The Road to the Lakes

3.30 p.m.; View of Windermere from Costa Coffee at Pringles, Bowness.
The small, sometimes winding, roads made sketching from the car difficult.

THE LAKE DISTRICT is so often moody, wrapped in clouds and mist, so today, with ranks of cumulus marching across a clear blue sky and sparkling panoramas unfolding before us, our regular journey was a different experience. After so many years of heading along the Leeds ring road to get on the road to the Lakes, the A65 via Skipton, we’ve found a short cut on smaller quieter roads following the ridges between some of the old woollen towns of the West Riding – Huddersfield, Mirfield, Halifax and Bradford – not far away in the valleys below.
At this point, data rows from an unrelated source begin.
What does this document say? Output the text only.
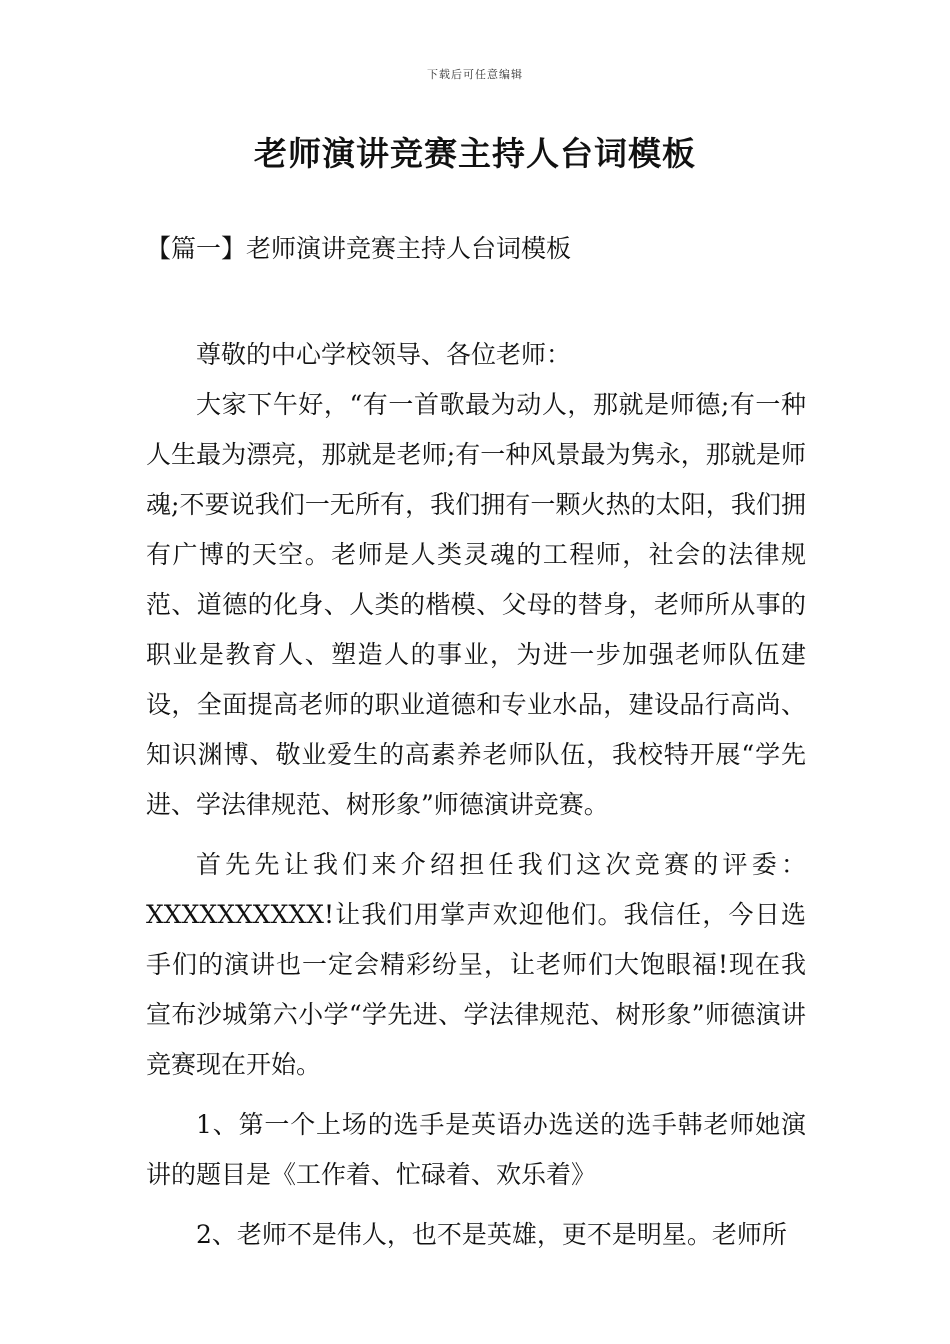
下载后可任意编辑
老师演讲竞赛主持人台词模板
【篇一】老师演讲竞赛主持人台词模板

尊敬的中心学校领导、各位老师：

大家下午好，“有一首歌最为动人，那就是师德;有一种人生最为漂亮，那就是老师;有一种风景最为隽永，那就是师魂;不要说我们一无所有，我们拥有一颗火热的太阳，我们拥有广博的天空。老师是人类灵魂的工程师，社会的法律规范、道德的化身、人类的楷模、父母的替身，老师所从事的职业是教育人、塑造人的事业，为进一步加强老师队伍建设，全面提高老师的职业道德和专业水品，建设品行高尚、知识渊博、敬业爱生的高素养老师队伍，我校特开展“学先进、学法律规范、树形象”师德演讲竞赛。

首先先让我们来介绍担任我们这次竞赛的评委：XXXXXXXXXX!让我们用掌声欢迎他们。我信任，今日选手们的演讲也一定会精彩纷呈，让老师们大饱眼福!现在我宣布沙城第六小学“学先进、学法律规范、树形象”师德演讲竞赛现在开始。

1、第一个上场的选手是英语办选送的选手韩老师她演讲的题目是《工作着、忙碌着、欢乐着》

2、老师不是伟人，也不是英雄，更不是明星。老师所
It was so clear that already, as we approached Howarth over the moors, we got glimpses of the sphinx-like peaks of Ingleborough and Pen-y-Ghent crouching on the limestone plateau of the Yorkshire Dales National Park.

Coming this way, along the smaller but slower roads, the Dalesman Cafe at Gargrave, 1 hour 20 minutes but only 40 miles into our journey, makes a timely coffee stop. They specialise in ephemera of the 1950s and 1960s so as I tried a local speciality, buttered Chorley cake, the tins and packages of the period brought back memories for us.

I sketched this shrimping net from an earlier period, still with its canvas bag stencilled ‘W EGLON, NEPTUNE FISH STORES, WHITBY, TEL. 60’. I wonder whereabout in Whitby that was . . .

The Eglons of Whitby

A Google search turns up this reference to the Eglon family from the 1891 census (http://mdfs.net/Docs/Whitby/Census1891/Whitby10), when they were living in four rooms in Elephant & Castle Yard, between Haggersgate and Cliff Street, so very near what is still the fish quay at Whitby. I guess that Neptune Fish Stores would have been there or very near.

4 Elephant & Castle Yard (4 rooms)
     Eglon, Christopher - Head - M M 41 - Fish Merchant - YKS, Whitby
     Eglon, Eliza - Wife - M F 41 - - YKS, Whitby
     Eglon, Mary E - Daughter - S F 21 - Dressmaker - YKS, Whitby
     Eglon, William - Son - S M 19 - Fisherman - YKS, Whitby
     Eglon, Christopher - Son - M 14 - Errand Boy - YKS, Whitby
     Eglon, Esther - Daughter - F 12 - Scholar - YKS, Whitby
     Eglon, James H - Son - M 10 - Scholar - YKS, Whitby
     Eglon, Margaret E - Daughter - F 7 - Scholar - YKS, Whitby

William, born in 1872, must be the ‘W. Eglon’ named on the bag but sadly his business, Neptune Fish Stores (Whitby) Ltd, was wound up in 1969, at a time when the traditional English seaside resorts had lost out to competition from package holidays to the Mediterranean.

Sunset across the Lake

Barn owl from Walney Owl Sanctuary, which along with a Little and an Eagle Owl was proving a hit with visitors to the Tourist Information Centre at Bowness.

I’m certainly getting in holiday mood today, I’m beginning to feel like a different person, as if a burden has been lifted from my shoulders, as we approach the Lakes and leave the distractions of home and work behind. As the rugged peaks of the Borrowdale volcanics come into view a Buzzard circles above the road.

Bowness can be as busy as a traditional seaside town – the Blackpool of the Lake District – but, as we’ve booked in for a few days at the Belsfield Hotel overlooking the Lake Windermere, we can stay after the weekend trippers return home.

There’s a perfect sunset, a clear sky across the lake. In this old hotel, originally the home of a wealthy Victorian industrialist, you have the feeling that you’ve got away from everything; as if you’re aboard one of the old, opulent ocean liners. When we walk down for our meal in the sumptuous dining room, past the reception desk, we glimpse sparkling water through the lounge window. You feel that the whole hotel might be gliding over calm waters. Hopefully with no icebergs on the horizon. The bustling piers where the ferries come and go are hidden away behind the grassy banks of the hotel gardens.